Urgent matters to trump important matters
I've adopted an unfashionable approach for a CEO: urgent trumps important. This keeps our entire company moving forward without anyone waiting on me to make progress.
It means that sometimes important but non-urgent things languish. I tell my team that if something's truly important, they should keep tagging me until I respond. This creates a culture where people at all levels in the company can advocate for what matters, and truly important tasks don't get lost.

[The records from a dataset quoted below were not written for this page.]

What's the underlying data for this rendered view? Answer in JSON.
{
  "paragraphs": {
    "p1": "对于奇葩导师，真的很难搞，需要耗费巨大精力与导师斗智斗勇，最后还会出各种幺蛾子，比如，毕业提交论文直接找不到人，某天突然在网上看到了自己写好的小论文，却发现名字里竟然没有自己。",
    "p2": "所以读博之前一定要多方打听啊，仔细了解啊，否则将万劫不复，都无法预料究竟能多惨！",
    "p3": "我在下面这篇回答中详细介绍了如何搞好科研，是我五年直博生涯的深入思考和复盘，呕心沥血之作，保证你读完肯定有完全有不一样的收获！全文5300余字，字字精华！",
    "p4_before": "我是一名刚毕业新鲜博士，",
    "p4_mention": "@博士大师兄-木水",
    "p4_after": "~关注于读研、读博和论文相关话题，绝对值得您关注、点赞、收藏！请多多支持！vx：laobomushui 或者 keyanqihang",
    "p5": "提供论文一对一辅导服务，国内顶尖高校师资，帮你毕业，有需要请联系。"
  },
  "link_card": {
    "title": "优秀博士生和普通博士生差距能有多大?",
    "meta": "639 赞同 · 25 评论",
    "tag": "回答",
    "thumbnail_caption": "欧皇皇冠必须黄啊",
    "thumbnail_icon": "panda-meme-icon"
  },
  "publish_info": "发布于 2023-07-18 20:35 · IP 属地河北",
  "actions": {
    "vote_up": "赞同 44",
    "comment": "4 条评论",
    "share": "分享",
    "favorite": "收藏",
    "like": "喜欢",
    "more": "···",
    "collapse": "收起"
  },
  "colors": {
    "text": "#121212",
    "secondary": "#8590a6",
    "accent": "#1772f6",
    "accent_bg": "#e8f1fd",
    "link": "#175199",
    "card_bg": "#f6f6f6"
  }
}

I've developed what I call the "Jenga model" for running my company. Like the game, when a piece looks too difficult or risky to move, I leave it and come back to it later. I can think about a problem and then put it back down without fear. Months later, I'll pick it up again, and suddenly, the answer falls right out.
I'll prioritize problems that will get bigger with time, such as making an important product change, as well as problems where the solutions are low stakes or reversible. Higher-stakes decisions that are non-reversible should be deferred to gather data as long as possible, or broken out into lower-stakes decisions that help gather data to inform the larger issue.
For product development, we circulate ideas internally while waiting for technological improvements. We don't rush features to market. Instead, we wait for the AI to get better, watch for what could go wrong, and optimize our timing. I don't think I have ever missed out on an opportunity. The reality in startups is that few things have a "hard" deadline.
Implementing a deadline-free environment at Fathom means there hasn't been much negative feedback on this model. My team understands what we're prioritizing versus what we're doing later.
CEOs need to play to their strengths
Working alongside great entrepreneurs over the years has taught me that you can't build something around yourself that doesn't play to your strengths.
My strength isn't planning or rigid schedules. My strength is recognizing optimal timing, gathering information, and making high-impact decisions. I delegate open-ended goals to my teams rather than micromanaging tasks. I encourage people at every level to make decisions.
Most people think efficiency means doing things as quickly as possible. I think efficiency means doing things at the right time. You might be wrong about when something is needed or the time cost of execution, but that's the risk you take using your best collective judgment.
This mindset has served Fathom incredibly well. We're exploring ways to use AI to take better notes, reduce unnecessary meetings, and democratize information sharing within companies.
The next time someone tells you that procrastination is holding you back, ask yourself: Are you really procrastinating, or are you waiting for better information? Are you being lazy, or are you being strategically patient? Sometimes the best thing you can do is put the problem down and come back to it when you can solve it easily and effectively.